2016 results are similar to the 2016 National Statistics across all deciles.
2017 results shows a large increase in Excellence (almost 50% of all grades).

Year 12 Chemistry Results
Results in 2015 and 2017 are very similar.
2016 saw a small increase in NA and E and a decrease in A and M.
All three years have a higher proportion of NA than 2016 National Statistics and Decile 1 Statistics.

Year 13 Chemistry Results
2015 and 2016 show similar proportions of NA and A grades, with a few more E’s in 2015 than
in 2016.
2017 results show a lot less NA compared to 2016 National Statistics and also Decile 1 schools.
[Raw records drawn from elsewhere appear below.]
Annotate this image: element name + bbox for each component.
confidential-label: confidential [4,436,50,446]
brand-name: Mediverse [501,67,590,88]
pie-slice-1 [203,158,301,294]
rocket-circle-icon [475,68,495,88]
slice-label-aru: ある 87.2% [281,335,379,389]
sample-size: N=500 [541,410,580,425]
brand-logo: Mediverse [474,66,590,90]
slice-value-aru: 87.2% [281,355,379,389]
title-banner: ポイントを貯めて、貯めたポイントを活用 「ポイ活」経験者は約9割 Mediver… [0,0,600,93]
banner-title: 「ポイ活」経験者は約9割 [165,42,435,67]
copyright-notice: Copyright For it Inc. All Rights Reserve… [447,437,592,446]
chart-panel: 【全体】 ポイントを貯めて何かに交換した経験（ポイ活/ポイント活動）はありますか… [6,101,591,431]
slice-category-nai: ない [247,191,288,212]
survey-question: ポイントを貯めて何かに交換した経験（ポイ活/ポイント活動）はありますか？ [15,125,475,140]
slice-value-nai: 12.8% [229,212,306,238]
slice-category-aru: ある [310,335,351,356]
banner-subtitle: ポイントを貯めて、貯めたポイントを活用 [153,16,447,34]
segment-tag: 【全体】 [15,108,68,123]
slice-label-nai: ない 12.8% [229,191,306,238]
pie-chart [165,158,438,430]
There was also a
decrease in E and therefore a large increase in Achieved and Merit grades.

Year 12 Physics Results
2016 has a similar pattern of results to other Decile 1 National Statistics.
2016 and 2017 results both have more NA and less E than the overall 2016 National Statistics.
Compared to 2016, 2017 saw a slight increase in NA and a small decrease in A, while the M
and E remained fairly similar.

Year 13 Physics Results
2016 and 2017 Not Achieved results sit squarely between Decile 1 National Statistics and the
overall National Statistics.
2016 had a greater proportion of M and E than the 2016 National Statistics, and much less
Achieved.
2017 had a very similar proportion of M and E to the 2016 National Statistics.


TLDR: There doesn't seem to be a clear trend across time or the three subjects. Most results are on par with 2016 Decile 1 results, and some appear more like 2016 average nationwide results from all deciles. Results vary by year.